Kitapta bir cümle oldukça dikkatimi çekti. “Peki, Kürtler ABD’nin oyununa geliyor diyorsunuz! ABD’nin amacının “Kürtler ile Türkleri birbirine düşürmek.”  olduğunu iddia ediyorsunuz. Şimdi bir grupta bir Kürt milletine hakaret eden kişiler de sizde ABD’nin bu amacına nasıl hizmet ettiğinizin farkında mısınız” diyerek olayı tam tersi bir bakış açısıyla soruyorsunuz. Bu cümlenizi biraz açabilir misiniz?

-Etnik kökeni ve düşünsel temelleri Avrupa’ya dayanan ABD’nin, Ortadoğu’da fazlasıyla “Kardeş kanına, iç savaşlara, iç karışıklıklara” yol açtığı ve bundan on yıllardır beslendiği hepimizin malumu… Şimdi bir zamanlar “müttefiki ve dostu olduğu” ülkelerin “hazin sonlarını” görünce, Türkiye’nin aynı sona maruz kalmasından korkuyorum… Türkiye’de böyle bir kaos ortamı oluşturulmak istenirse, öncelikle Kürt-Türk çatışması çıkartılması yoluna gidilecektir. Yazılı ya da görsel medyada, veyahut sanal ortamda sosyal ağlarda “Anadolu halkı” farkında olarak yada olmayarak “olası bir Türk-Kürt çatışmasına, ötekileştirmeye” yol açarak sizce de bu sayede Amerika’nın belki de yakın bir zamanda uygulamaya koyacağı bir planın rahatlıkla ve ivedilikle uygulanmasına zemin hazırlamıyorlar mı?  
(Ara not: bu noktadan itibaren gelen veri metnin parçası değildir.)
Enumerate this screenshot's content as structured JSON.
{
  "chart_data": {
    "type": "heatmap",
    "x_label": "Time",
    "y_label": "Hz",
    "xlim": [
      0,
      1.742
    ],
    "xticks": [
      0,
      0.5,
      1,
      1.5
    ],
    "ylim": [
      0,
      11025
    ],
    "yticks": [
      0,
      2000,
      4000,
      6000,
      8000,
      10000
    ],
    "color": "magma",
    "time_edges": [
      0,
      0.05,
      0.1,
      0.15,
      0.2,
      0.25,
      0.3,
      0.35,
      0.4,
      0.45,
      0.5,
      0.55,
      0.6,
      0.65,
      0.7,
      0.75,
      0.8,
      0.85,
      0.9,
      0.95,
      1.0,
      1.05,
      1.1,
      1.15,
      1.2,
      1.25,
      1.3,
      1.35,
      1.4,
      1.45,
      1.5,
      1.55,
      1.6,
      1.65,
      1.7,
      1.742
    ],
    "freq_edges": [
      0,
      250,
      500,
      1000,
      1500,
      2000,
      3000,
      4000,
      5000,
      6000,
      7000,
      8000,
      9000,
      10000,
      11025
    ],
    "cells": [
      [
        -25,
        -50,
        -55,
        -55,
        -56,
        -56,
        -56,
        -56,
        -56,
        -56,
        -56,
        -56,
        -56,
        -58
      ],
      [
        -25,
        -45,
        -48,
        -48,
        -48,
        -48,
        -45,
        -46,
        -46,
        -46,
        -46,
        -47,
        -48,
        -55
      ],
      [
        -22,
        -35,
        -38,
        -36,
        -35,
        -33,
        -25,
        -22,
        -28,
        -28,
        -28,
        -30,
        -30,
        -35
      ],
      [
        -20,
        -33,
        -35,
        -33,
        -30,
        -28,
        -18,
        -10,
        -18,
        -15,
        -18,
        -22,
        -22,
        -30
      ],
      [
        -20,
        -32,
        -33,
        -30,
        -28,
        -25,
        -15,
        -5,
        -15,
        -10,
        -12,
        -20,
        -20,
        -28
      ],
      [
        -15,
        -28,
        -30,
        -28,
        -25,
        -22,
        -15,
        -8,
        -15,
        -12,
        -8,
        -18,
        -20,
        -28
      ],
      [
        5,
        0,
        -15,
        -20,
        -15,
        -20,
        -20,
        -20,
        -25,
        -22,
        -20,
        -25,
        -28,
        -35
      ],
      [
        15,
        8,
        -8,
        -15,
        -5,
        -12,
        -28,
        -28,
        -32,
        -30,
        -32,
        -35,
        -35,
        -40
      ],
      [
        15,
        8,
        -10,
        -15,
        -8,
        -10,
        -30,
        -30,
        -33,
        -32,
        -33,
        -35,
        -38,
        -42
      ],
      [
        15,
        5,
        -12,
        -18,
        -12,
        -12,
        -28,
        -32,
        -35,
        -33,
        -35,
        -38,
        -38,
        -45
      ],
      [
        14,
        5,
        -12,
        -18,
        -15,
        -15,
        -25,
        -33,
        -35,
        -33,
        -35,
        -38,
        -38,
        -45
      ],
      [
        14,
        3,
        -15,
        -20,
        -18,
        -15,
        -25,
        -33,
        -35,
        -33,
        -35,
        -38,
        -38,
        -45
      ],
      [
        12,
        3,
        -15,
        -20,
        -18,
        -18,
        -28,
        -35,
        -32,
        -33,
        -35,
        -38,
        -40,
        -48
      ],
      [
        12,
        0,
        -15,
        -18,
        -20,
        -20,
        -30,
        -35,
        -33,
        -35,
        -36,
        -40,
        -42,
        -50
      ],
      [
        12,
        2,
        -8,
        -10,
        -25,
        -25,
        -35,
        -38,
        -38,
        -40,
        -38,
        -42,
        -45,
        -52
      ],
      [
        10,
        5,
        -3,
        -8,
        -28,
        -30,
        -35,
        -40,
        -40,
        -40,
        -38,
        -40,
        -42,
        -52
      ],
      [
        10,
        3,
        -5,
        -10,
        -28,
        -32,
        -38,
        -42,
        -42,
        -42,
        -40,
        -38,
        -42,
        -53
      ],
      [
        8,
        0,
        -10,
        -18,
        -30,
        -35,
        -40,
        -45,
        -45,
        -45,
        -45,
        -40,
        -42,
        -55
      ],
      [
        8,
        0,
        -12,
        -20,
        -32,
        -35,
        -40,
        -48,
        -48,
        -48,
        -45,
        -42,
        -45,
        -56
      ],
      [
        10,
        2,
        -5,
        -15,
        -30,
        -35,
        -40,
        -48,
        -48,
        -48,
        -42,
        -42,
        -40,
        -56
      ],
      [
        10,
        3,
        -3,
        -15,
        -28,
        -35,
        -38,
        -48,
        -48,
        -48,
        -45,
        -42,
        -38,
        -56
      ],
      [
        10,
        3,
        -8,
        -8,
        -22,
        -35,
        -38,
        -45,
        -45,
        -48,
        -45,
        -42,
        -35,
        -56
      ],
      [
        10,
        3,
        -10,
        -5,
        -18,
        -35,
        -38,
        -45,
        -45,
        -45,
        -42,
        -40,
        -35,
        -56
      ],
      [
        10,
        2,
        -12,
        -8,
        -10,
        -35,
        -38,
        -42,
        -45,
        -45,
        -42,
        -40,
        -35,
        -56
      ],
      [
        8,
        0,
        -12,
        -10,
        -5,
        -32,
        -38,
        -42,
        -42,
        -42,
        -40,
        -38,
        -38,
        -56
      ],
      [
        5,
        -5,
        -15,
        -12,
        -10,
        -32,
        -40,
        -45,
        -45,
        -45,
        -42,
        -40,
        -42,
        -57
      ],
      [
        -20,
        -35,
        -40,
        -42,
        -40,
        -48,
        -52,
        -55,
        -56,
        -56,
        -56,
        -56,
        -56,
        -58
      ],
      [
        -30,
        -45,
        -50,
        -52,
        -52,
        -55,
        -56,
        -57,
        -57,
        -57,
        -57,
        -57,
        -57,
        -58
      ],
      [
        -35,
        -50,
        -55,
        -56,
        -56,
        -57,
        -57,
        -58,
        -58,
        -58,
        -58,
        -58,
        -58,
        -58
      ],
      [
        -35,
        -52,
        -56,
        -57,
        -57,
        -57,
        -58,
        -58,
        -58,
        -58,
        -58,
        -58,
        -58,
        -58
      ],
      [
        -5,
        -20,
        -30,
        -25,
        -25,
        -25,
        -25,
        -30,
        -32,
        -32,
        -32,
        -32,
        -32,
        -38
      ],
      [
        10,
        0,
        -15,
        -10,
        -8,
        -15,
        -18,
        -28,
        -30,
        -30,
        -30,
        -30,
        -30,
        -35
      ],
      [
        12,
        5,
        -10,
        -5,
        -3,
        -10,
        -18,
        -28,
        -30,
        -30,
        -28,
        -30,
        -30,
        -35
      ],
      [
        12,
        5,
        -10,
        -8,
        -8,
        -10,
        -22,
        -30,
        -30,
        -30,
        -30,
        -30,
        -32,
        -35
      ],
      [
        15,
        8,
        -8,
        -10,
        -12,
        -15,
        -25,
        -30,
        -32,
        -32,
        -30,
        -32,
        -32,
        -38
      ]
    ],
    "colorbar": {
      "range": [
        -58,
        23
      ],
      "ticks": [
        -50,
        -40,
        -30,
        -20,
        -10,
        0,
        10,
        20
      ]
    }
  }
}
BU KİTAPTA GERÇEĞİN NE KADARINA DAYANABİLECEKLERİNİ MERAK ETTİM

Kitabınız daha çok arşiv niteliğinde, köşe yazısı, söyleşilerden oluşuyor. Neden böyle bir anlatım seçtiniz?

-Çok olmasa da ağırlık olarak arşiv niteliğinde diyebiliriz. Siz de takdir edersiniz ki Cumhuriyet’in ilanından beri bu ülkede yaklaşık bir asırdır aynı konular konuşulmakta ve tartışılmakta; “Laiklik ve Kürt sorunu”… Şimdi, üzerinde bunca yıl konuşulmuş, tartışılmış, araştırmalar haberler yapılmış, kitaplar, makaleler yazılmış bir sorun(!) üzerine kapsamlı bir “araştırma” yapmayı uygun gördüm. Okuma ve araştırma alanında dünyada amatör ligde top koşturan insanımız, Kürt sorunun dünü, bugünü ve yarını hakkında “her şeyi bilsin” istedim… Tüm kaynak taramalarımın sadece “özünü” işlemeye çalıştım bu kitapta… Sağcı olsun solcu olsun, Kürtçü olsun Türkçü olsun, çeşitli kaynaklardan onlarca kitap, makale okuyacağınıza, “üşenmeyin” ve sadece bu kitabı okuyun yeter derim… İşte kitap bu amaçla yazıldı… İşin açıkçası, gerçeğin ne kadarına dayanabileceğimi merak ettim, ne kadarını yazabileceğimi de…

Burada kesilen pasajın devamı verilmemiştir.